As you probably know,
… California is having what is probably the worst fire season in the past few centuries. It’s bad enough that I check the local Air Quality Index before I go outside to do anything active. When the AQI get above 125, it definitely smells smoky, and above 150, you’ll see small white ashes drifting down out of the heavy, scary, deep gray sky.
While it’s easy to get the news about the fires, and easy to find information about the CURRENT extent of the fires, it’s a little harder to find a kind of time-lapse of fire growth over the past several days.
Here’s an image of the current fire map from ARCGIS:
The current state of the wildfires in the Bay Area. I’m in Palo Alto, at the X marked near the bottom of the Bay on the west side. |
But there’s no easy way to see what the fire was like 7 days ago. Of course, I can take a screenshot every day and construct a time-lapse image of the fires. (I should have started on Day 1!) That way I can see their rate of growth, their direction of growth, and spread.
But it’s not trivial to find such an animated map. Can you help me with this week’s SRS Challenge and locate one for us?
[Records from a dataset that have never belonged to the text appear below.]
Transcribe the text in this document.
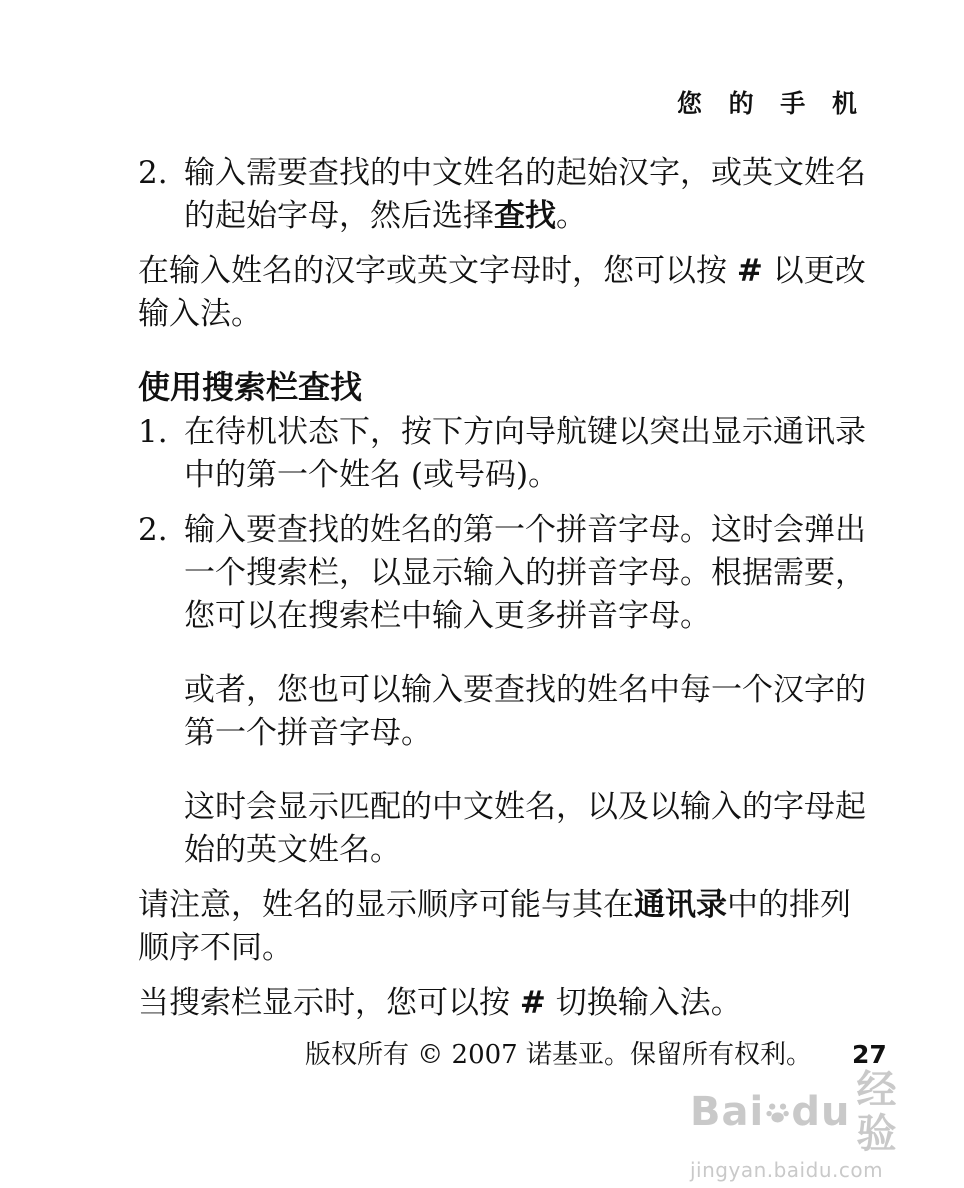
您 的 手 机
2. 输入需要查找的中文姓名的起始汉字，或英文姓名的起始字母，然后选择查找。

在输入姓名的汉字或英文字母时，您可以按 # 以更改输入法。

使用搜索栏查找
1. 在待机状态下，按下方向导航键以突出显示通讯录中的第一个姓名 (或号码)。
2. 输入要查找的姓名的第一个拼音字母。这时会弹出一个搜索栏，以显示输入的拼音字母。根据需要，您可以在搜索栏中输入更多拼音字母。

或者，您也可以输入要查找的姓名中每一个汉字的第一个拼音字母。

这时会显示匹配的中文姓名，以及以输入的字母起始的英文姓名。

请注意，姓名的显示顺序可能与其在通讯录中的排列顺序不同。

当搜索栏显示时，您可以按 # 切换输入法。

版权所有 © 2007 诺基亚。保留所有权利。 27
Bai du 经验
jingyan.baidu.com
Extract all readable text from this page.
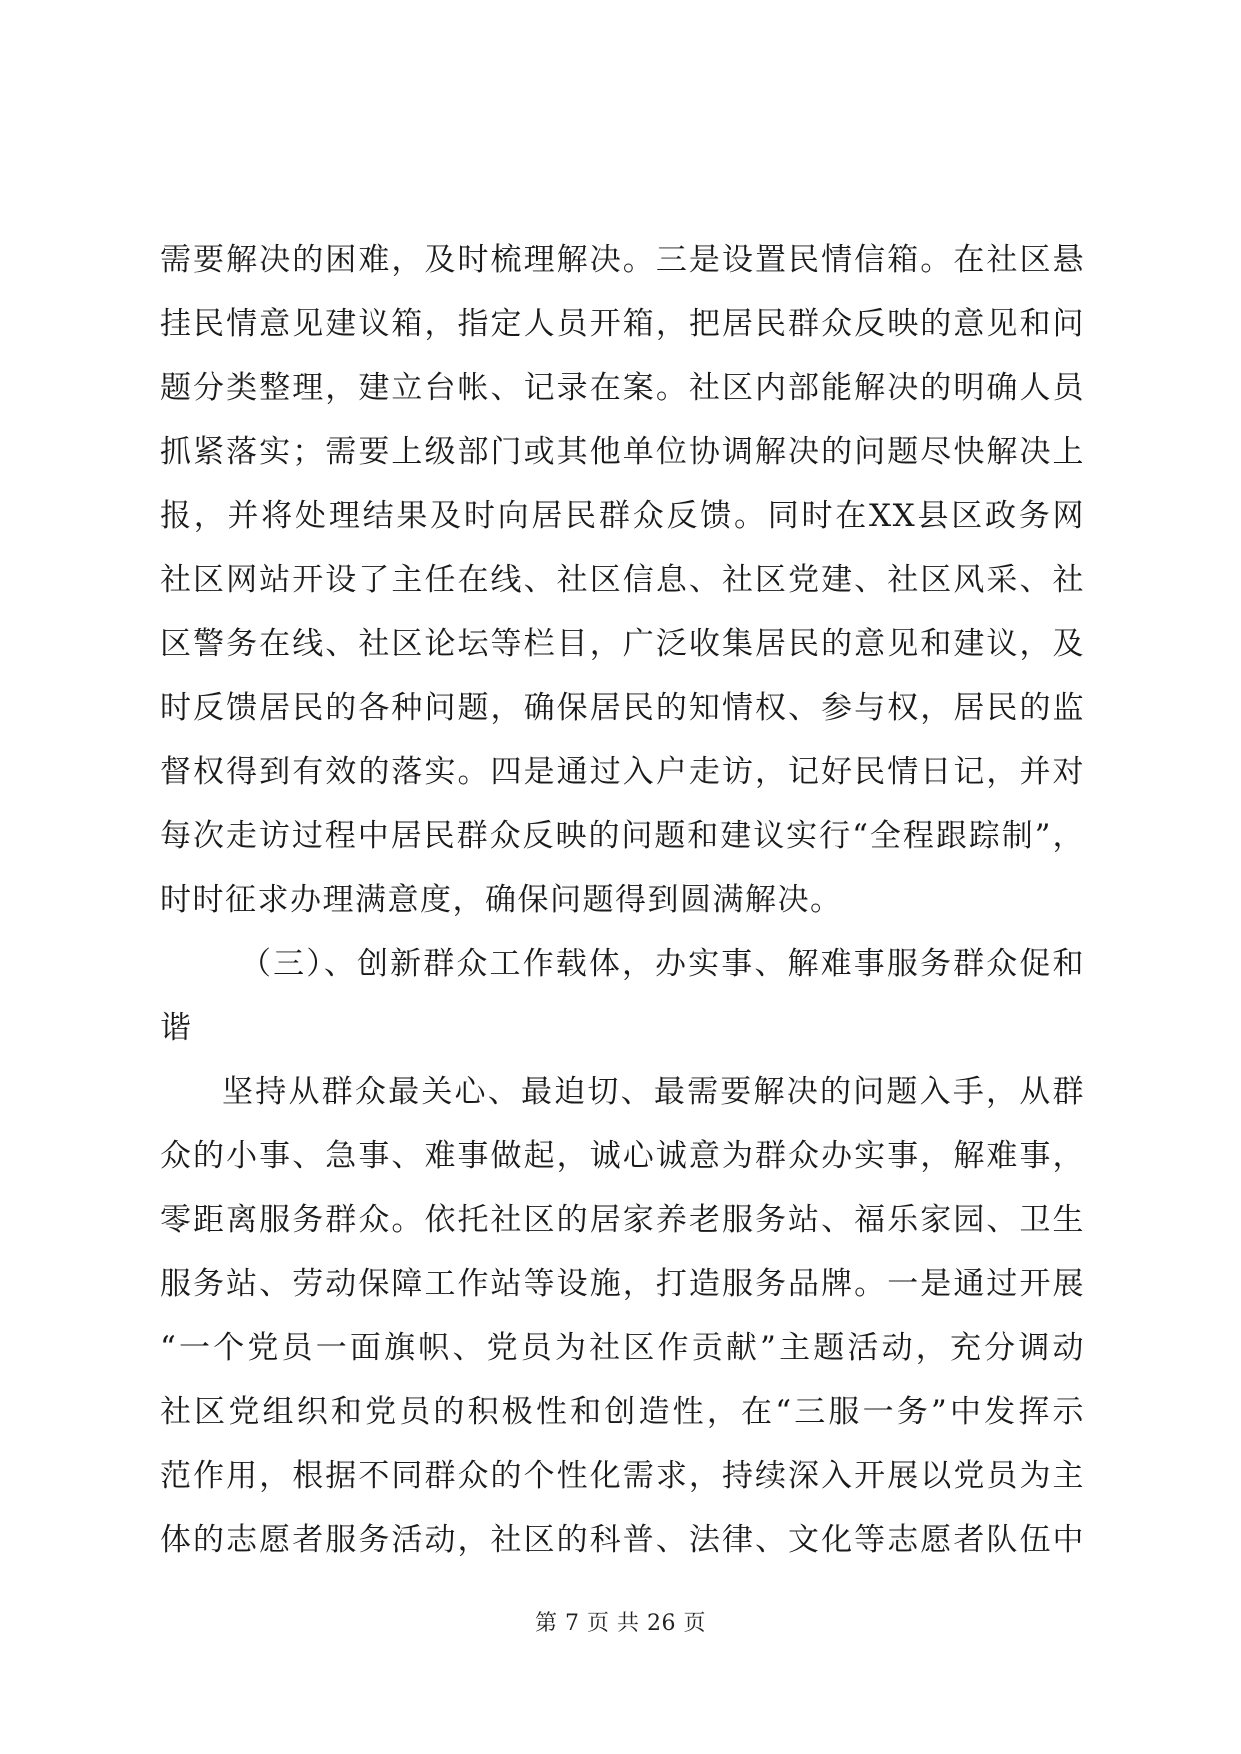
需要解决的困难，及时梳理解决。三是设置民情信箱。在社区悬
挂民情意见建议箱，指定人员开箱，把居民群众反映的意见和问
题分类整理，建立台帐、记录在案。社区内部能解决的明确人员
抓紧落实；需要上级部门或其他单位协调解决的问题尽快解决上
报，并将处理结果及时向居民群众反馈。同时在XX县区政务网
社区网站开设了主任在线、社区信息、社区党建、社区风采、社
区警务在线、社区论坛等栏目，广泛收集居民的意见和建议，及
时反馈居民的各种问题，确保居民的知情权、参与权，居民的监
督权得到有效的落实。四是通过入户走访，记好民情日记，并对
每次走访过程中居民群众反映的问题和建议实行“全程跟踪制”，
时时征求办理满意度，确保问题得到圆满解决。
（三）、创新群众工作载体，办实事、解难事服务群众促和
谐
坚持从群众最关心、最迫切、最需要解决的问题入手，从群
众的小事、急事、难事做起，诚心诚意为群众办实事，解难事，
零距离服务群众。依托社区的居家养老服务站、福乐家园、卫生
服务站、劳动保障工作站等设施，打造服务品牌。一是通过开展
“一个党员一面旗帜、党员为社区作贡献”主题活动，充分调动
社区党组织和党员的积极性和创造性，在“三服一务”中发挥示
范作用，根据不同群众的个性化需求，持续深入开展以党员为主
体的志愿者服务活动，社区的科普、法律、文化等志愿者队伍中
第 7 页 共 26 页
1. Can you find a time-lapse map of the growth of the current fires in the San Francisco Bay Area? (Roughly, the area shown in the map above.) Ideally, the animated map should go back to around August 16, 2020, the date the CZU Lightning Fire Complex was started by a sudden flurry of lightning strikes.
As always, let us know HOW you found the animated map? What strategies did you use to find it?
For the record, I have not yet found such a map. We might have to make it on our own.
Search on! (And stay healthy. I now have two reasons to wear a good mask.)